AnCom is really just one thing

Anarcho-communism sounds like two things. And, in dispelling the common misconceptions of our current culture, maybe anarcho-communism is most easily explained as two things. But it’s really just one thing.

Power and corruption go hand in hand. You can see that at every level: Bosses bully workers, guards torture prisoners, the police shoot the poor, and the rich start wars to make themselves richer. The causality goes in both directions: Corrupt people seek power, and conversely, power corrupts people. (The clearest proof of the latter was the Stanford Prison Experiment in 1971.)

The fact that power corrupts people does not mean that people are bad. It just means that we should try to organize our society so that a few people don’t have a lot of power over other people.

Two major types of power are political power and material wealth. “An”+”archism” means “no”+”rulers” — it says that instead of a hierarchy of coercive authority, we should form a horizontal cooperative network. Commune-ism means that instead of hoarding stuff separately and competing against each other, we should share stuff and help each other.
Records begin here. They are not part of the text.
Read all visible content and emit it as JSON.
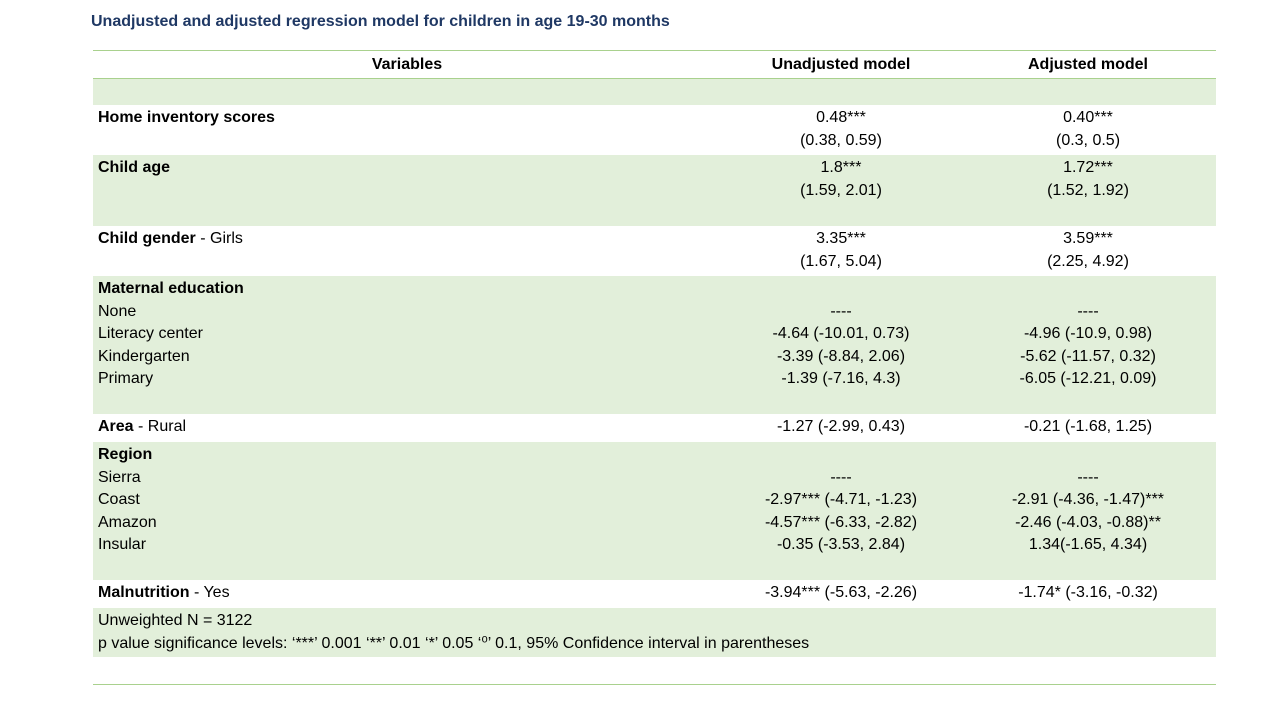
{
  "title": "Unadjusted and adjusted regression model for children in age 19-30 months",
  "columns": {
    "variables": "Variables",
    "unadjusted": "Unadjusted model",
    "adjusted": "Adjusted model"
  },
  "rows": {
    "home": {
      "label": "Home inventory scores",
      "unadj": [
        "0.48***",
        "(0.38, 0.59)"
      ],
      "adj": [
        "0.40***",
        "(0.3, 0.5)"
      ]
    },
    "age": {
      "label": "Child age",
      "unadj": [
        "1.8***",
        "(1.59, 2.01)"
      ],
      "adj": [
        "1.72***",
        "(1.52, 1.92)"
      ]
    },
    "gender": {
      "label": "Child gender",
      "suffix": " - Girls",
      "unadj": [
        "3.35***",
        "(1.67, 5.04)"
      ],
      "adj": [
        "3.59***",
        "(2.25, 4.92)"
      ]
    },
    "maternal": {
      "label": "Maternal education",
      "items": [
        "None",
        "Literacy center",
        "Kindergarten",
        "Primary"
      ],
      "unadj": [
        "----",
        "-4.64 (-10.01, 0.73)",
        "-3.39 (-8.84, 2.06)",
        "-1.39 (-7.16, 4.3)"
      ],
      "adj": [
        "----",
        "-4.96 (-10.9, 0.98)",
        "-5.62 (-11.57, 0.32)",
        "-6.05 (-12.21, 0.09)"
      ]
    },
    "area": {
      "label": "Area",
      "suffix": " - Rural",
      "unadj": "-1.27 (-2.99, 0.43)",
      "adj": "-0.21 (-1.68, 1.25)"
    },
    "region": {
      "label": "Region",
      "items": [
        "Sierra",
        "Coast",
        "Amazon",
        "Insular"
      ],
      "unadj": [
        "----",
        "-2.97*** (-4.71, -1.23)",
        "-4.57*** (-6.33, -2.82)",
        "-0.35 (-3.53, 2.84)"
      ],
      "adj": [
        "----",
        "-2.91 (-4.36, -1.47)***",
        "-2.46 (-4.03, -0.88)**",
        "1.34(-1.65, 4.34)"
      ]
    },
    "malnutrition": {
      "label": "Malnutrition",
      "suffix": " - Yes",
      "unadj": "-3.94*** (-5.63, -2.26)",
      "adj": "-1.74* (-3.16, -0.32)"
    }
  },
  "footer": {
    "n": "Unweighted N = 3122",
    "note": "p value significance levels: ‘***’ 0.001 ‘**’ 0.01 ‘*’ 0.05 ‘⁰’ 0.1, 95% Confidence interval in parentheses"
  }
}
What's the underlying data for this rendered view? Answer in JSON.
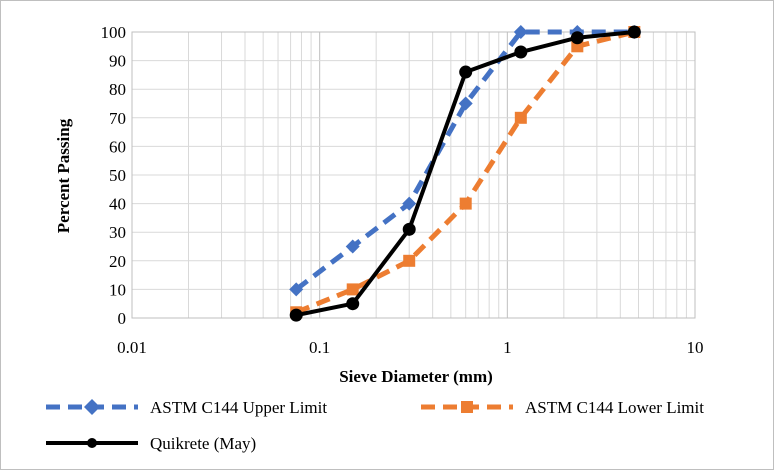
{
  "chart_data": {
    "type": "line",
    "xlabel": "Sieve Diameter (mm)",
    "ylabel": "Percent Passing",
    "xscale": "log",
    "xlim": [
      0.01,
      10
    ],
    "ylim": [
      0,
      100
    ],
    "x_ticks": [
      "0.01",
      "0.1",
      "1",
      "10"
    ],
    "y_ticks": [
      "0",
      "10",
      "20",
      "30",
      "40",
      "50",
      "60",
      "70",
      "80",
      "90",
      "100"
    ],
    "grid": true,
    "legend_position": "bottom",
    "series": [
      {
        "name": "ASTM C144 Upper Limit",
        "color": "#4472c4",
        "line_style": "dashed",
        "marker": "diamond",
        "x": [
          0.075,
          0.15,
          0.3,
          0.6,
          1.18,
          2.36,
          4.75
        ],
        "y": [
          10,
          25,
          40,
          75,
          100,
          100,
          100
        ]
      },
      {
        "name": "ASTM C144 Lower Limit",
        "color": "#ed7d31",
        "line_style": "dashed",
        "marker": "square",
        "x": [
          0.075,
          0.15,
          0.3,
          0.6,
          1.18,
          2.36,
          4.75
        ],
        "y": [
          2,
          10,
          20,
          40,
          70,
          95,
          100
        ]
      },
      {
        "name": "Quikrete (May)",
        "color": "#000000",
        "line_style": "solid",
        "marker": "circle",
        "x": [
          0.075,
          0.15,
          0.3,
          0.6,
          1.18,
          2.36,
          4.75
        ],
        "y": [
          1,
          5,
          31,
          86,
          93,
          98,
          100
        ]
      }
    ]
  }
}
Put the two of those together, and you get “share and don’t hit,” which is what we all learned in kindergarten.

That sounds like two different kinds of power, but really they are interchangeable: People with one kind of power can often use it to obtain the other kind of power. Money IS influence, regardless of what the Supreme Court does or doesn’t say about it. That has become blatantly obvious in the USA, where there is a revolving door between high positions in government and lobbying positions in big corporations. Liberals think that government regulations can protect us from big business, and conservatives think that private enterprise can protect us from big government, but they’re both wrong: Government and business have merged. The 2014 statistical analysis of Gilens and Page showed that the public policies that get enacted as law are the ones the rich want, regardless of elections.

Electing better plutocrats to run the plutocracy will not end the plutocracy. To do that, we have to change the fundamental ideas of both our political and economic system. The first step is to get more people talking about it.